At one time, Arthurdale sported a small community-run clinic and in its early years had a co-op store. Basic health care was provided at the clinic for $1 per month. There was an inn, too, complete with private quarters for Eleanor Roosevelt. The inn is now a hospice care center.

Roger Day, who was born in Arthurdale in 1944 and has spent all but 10 years of his life in the community, said he had fond memories of growing up there. The youngest of seven children, Day's father was a coal miner from Scotts Run.

"It was very nice growing up here," he said. "There were a lot of kids."

Day's family lived on M Road and raised chickens, pigs and a dairy cow on their property. They also grew potatoes, buckwheat, corn and other produce.

"It was nice having the ground to do that," he said.

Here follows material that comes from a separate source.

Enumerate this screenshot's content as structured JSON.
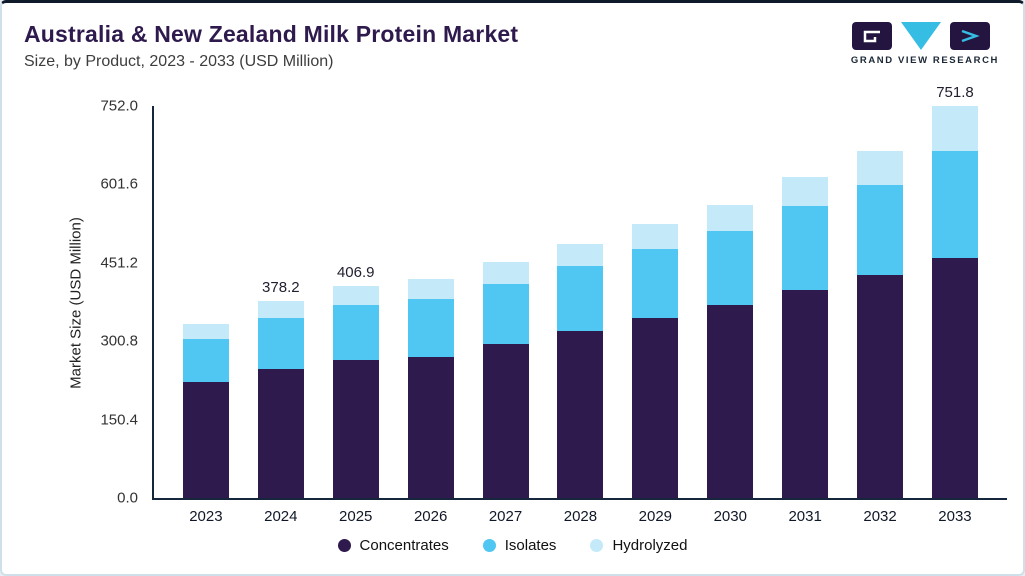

And like most children who grew up in Arthurdale, Day had the chance to meet Eleanor Roosevelt. After the stone Presbyterian Church near the middle of town was completed in the 1960s, the town held a dedication ceremony. It was Day's job to help set up chairs.

"Eleanor walked over and put her hand on my shoulder and said, 'This is a beautiful day,' he recalled. "I said, 'Yes it is.' Then she said, 'I'm pretty proud of you for what you're doing.'"

Day said he's never forgotten that moment.    

 

Arthurdalemoves forward

Although Arthurdale started out as a government-operated community, that arrangement wouldn't last long. Once the United States entered World War II, the federal government began selling off the communities it had built.

But despite the change in ownership, remnants of the cooperative living style have survived to this day.

Take Arthurdale's water and sewer system, for example. Until an ongoing project to connect the system with neighboring Reedsville is complete, Arthurdale's water and sewer systems are run as a utility cooperative, versus being administered by a municipal government or private company.

Then there are Arthurdale's public buildings. By the 1980s, most of the original community buildings had fallen into disrepair. A community effort spearheaded entirely by volunteers worked to clean and restore the buildings. The former Administration Building became a museum, and the community center was restored to its original function.

"People in this area are talented," Day said. "Ninety percent of them can do just about anything."

Day said self-sufficiency is still a large part of Arthurdale. He still maintains his own garden every year, as do many others. A few still have livestock. But having a strong community doesn't mean residents want to see Arthurdale become a municipality.

"There's been a couple meetings where they wanted to incorporate Arthurdale," Day said. "I was surprised at the amount of people that didn't want that. People like the freedom here."

Day doesn't see the community fading anytime soon, either. Although issues remain, like a U.S. Postal Service proposal to close the Arthurdale Post Office, the investment residents have in Arthurdale remains unchanged.

Arthurdale Heritage Inc., for which Day serves on the board of directors, was created out of the 1980s restoration effort. The nonprofit still has several goals, including restoring buildings surrounding the Heritage Center and the three former school buildings behind the modern Valley Elementary School.

Goodman said Arthurdale Heritage conducts fundraisers throughout the year, the biggest of which is the annual New Deal Festival on the second Saturday in July. Members of the public can also become members of Arthurdale Heritage Inc.

As Arthurdale continues to preserve its history, the number of people visiting the community has also been strong. Goodman said last year 425 people took guided tours of the town, while another 200-300 people visited the Heritage Center and museum on their own.

The museum boasts exhibits detailing Arthurdale's history, including products made by local residents and a collection of Franklin Roosevelt memorabilia on loan to the museum.

And Goodman added that a main priority is to record the experiences of people associated with Arthurdale.

"We're always looking for more stories," she said.